Atractocarpus chartaceus is a shrub or a small tree, up to 6 metres (20 ft) in height, with a stem diameter of 8 cm (3 in). The trunk is crooked and asymmetrical at the base. The bark is brownish grey, and relatively smooth with some wrinkles or horizontal cracks. The tips of the branchlets have fawn hairs. The leaves are opposite on the stem, or whorled. The juvenile leaves are very thin and linear in shape. The adult leaves broad and reverse lanceolate, being narrower at the stem end, and measure 5 to 15 cm (2–6 in) long, 0.5 to 3 cm (0.2-1.2 in) wide. Leaves often marked by the trail of a leaf miner. The mid rib is not raised on the upper surface, although the lateral veins are markedly raised on the upper surface. The midrib is raised under the leaf.

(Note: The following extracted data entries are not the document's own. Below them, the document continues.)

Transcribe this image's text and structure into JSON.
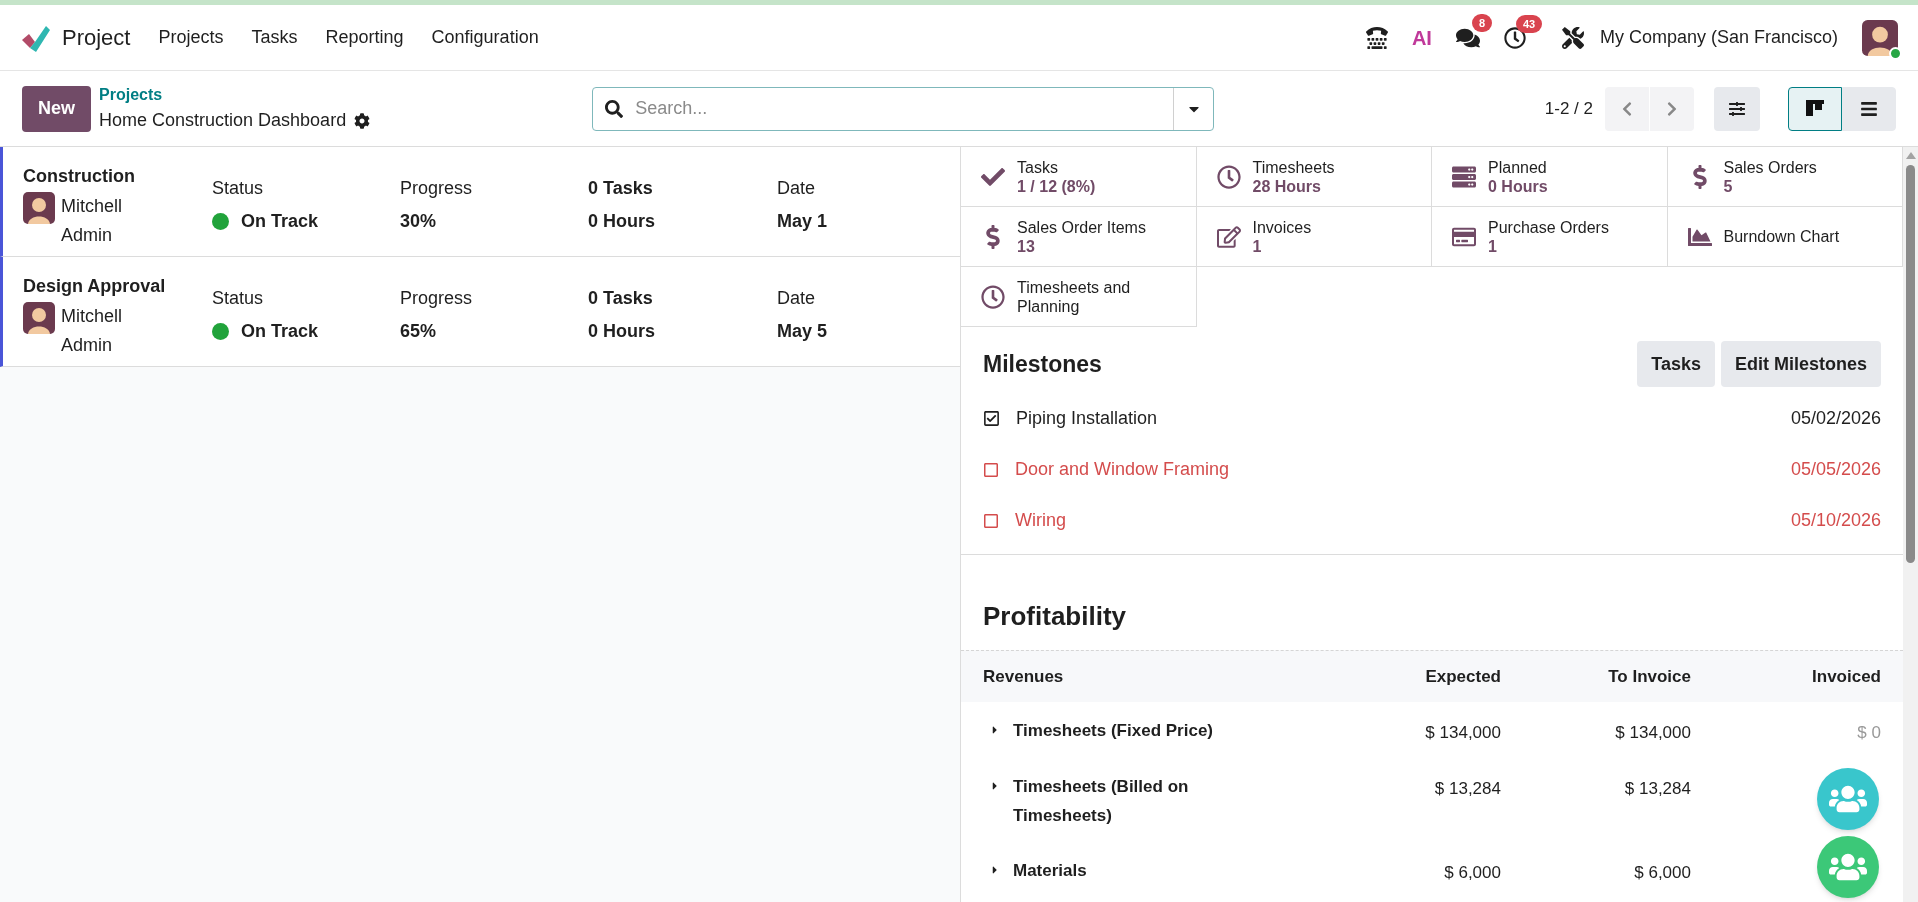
{
  "app": {
    "name": "Project"
  },
  "menu": [
    "Projects",
    "Tasks",
    "Reporting",
    "Configuration"
  ],
  "systray": {
    "ai_label": "AI",
    "messages_badge": "8",
    "activities_badge": "43",
    "company": "My Company (San Francisco)"
  },
  "control_panel": {
    "new_button": "New",
    "breadcrumb": "Projects",
    "title": "Home Construction Dashboard",
    "search": {
      "placeholder": "Search..."
    },
    "pager": "1-2 / 2",
    "views": [
      {
        "kind": "kanban",
        "selected": true
      },
      {
        "kind": "list",
        "selected": false
      }
    ]
  },
  "projects": [
    {
      "name": "Construction",
      "manager": "Mitchell Admin",
      "status_label": "Status",
      "status": "On Track",
      "color": "#21a33b",
      "progress_label": "Progress",
      "progress": "30%",
      "tasks": "0 Tasks",
      "hours": "0 Hours",
      "date_label": "Date",
      "date": "May 1"
    },
    {
      "name": "Design Approval",
      "manager": "Mitchell Admin",
      "status_label": "Status",
      "status": "On Track",
      "color": "#21a33b",
      "progress_label": "Progress",
      "progress": "65%",
      "tasks": "0 Tasks",
      "hours": "0 Hours",
      "date_label": "Date",
      "date": "May 5"
    }
  ],
  "stats": [
    {
      "kind": "check",
      "label": "Tasks",
      "value": "1 / 12 (8%)"
    },
    {
      "kind": "clock",
      "label": "Timesheets",
      "value": "28 Hours"
    },
    {
      "kind": "planned",
      "label": "Planned",
      "value": "0 Hours"
    },
    {
      "kind": "dollar",
      "label": "Sales Orders",
      "value": "5"
    },
    {
      "kind": "dollar",
      "label": "Sales Order Items",
      "value": "13"
    },
    {
      "kind": "edit",
      "label": "Invoices",
      "value": "1"
    },
    {
      "kind": "card",
      "label": "Purchase Orders",
      "value": "1"
    },
    {
      "kind": "chart",
      "label": "Burndown Chart"
    },
    {
      "kind": "clock",
      "label": "Timesheets and Planning"
    }
  ],
  "milestones": {
    "title": "Milestones",
    "buttons": [
      "Tasks",
      "Edit Milestones"
    ],
    "items": [
      {
        "name": "Piping Installation",
        "date": "05/02/2026",
        "checked": true,
        "overdue": false
      },
      {
        "name": "Door and Window Framing",
        "date": "05/05/2026",
        "checked": false,
        "overdue": true
      },
      {
        "name": "Wiring",
        "date": "05/10/2026",
        "checked": false,
        "overdue": true
      }
    ]
  },
  "profitability": {
    "title": "Profitability",
    "columns": [
      "Revenues",
      "Expected",
      "To Invoice",
      "Invoiced"
    ],
    "rows": [
      {
        "label": "Timesheets (Fixed Price)",
        "expected": "$ 134,000",
        "to_invoice": "$ 134,000",
        "invoiced": "$ 0"
      },
      {
        "label": "Timesheets (Billed on Timesheets)",
        "expected": "$ 13,284",
        "to_invoice": "$ 13,284"
      },
      {
        "label": "Materials",
        "expected": "$ 6,000",
        "to_invoice": "$ 6,000"
      }
    ]
  }
}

The creamy white flowers form from August to November; they are usually single at the end of branchlets, occasionally in pairs. Flowers fragrantly scented similar to the gardenia. Flower stalks 2 to 5 mm long. The edible fruits mature from April to August, being an orange or red berry, 1.5 to 2 cm long. Many triangular seeds are set in a sweet pulp. Seeds 4 to 5 mm long. Regeneration from fresh seed is fairly slow but reliable.

Atractocarpus chartaceus juvenile
Atractocarpus chartaceus juvenile foliage


The small size, scented flowers and attractive fruit makes it suitable as garden plant. It prefers some shade and good drainage in cultivation.


German naturalist and Government Botanist for Victoria Ferdinand von Mueller originally described Atractocarpus chartaceus in 1860 as Gardenia chartacea, before giving it the name Randia chartacea in 1875 by which it was known for many years. The specific epithet chartacea refers to its thin and papery leaves. Then in 1999, the genus was revised by botanists Christopher Puttock and Christopher Quinn and the Narrow-leaved Gardenia gained its current binomial name.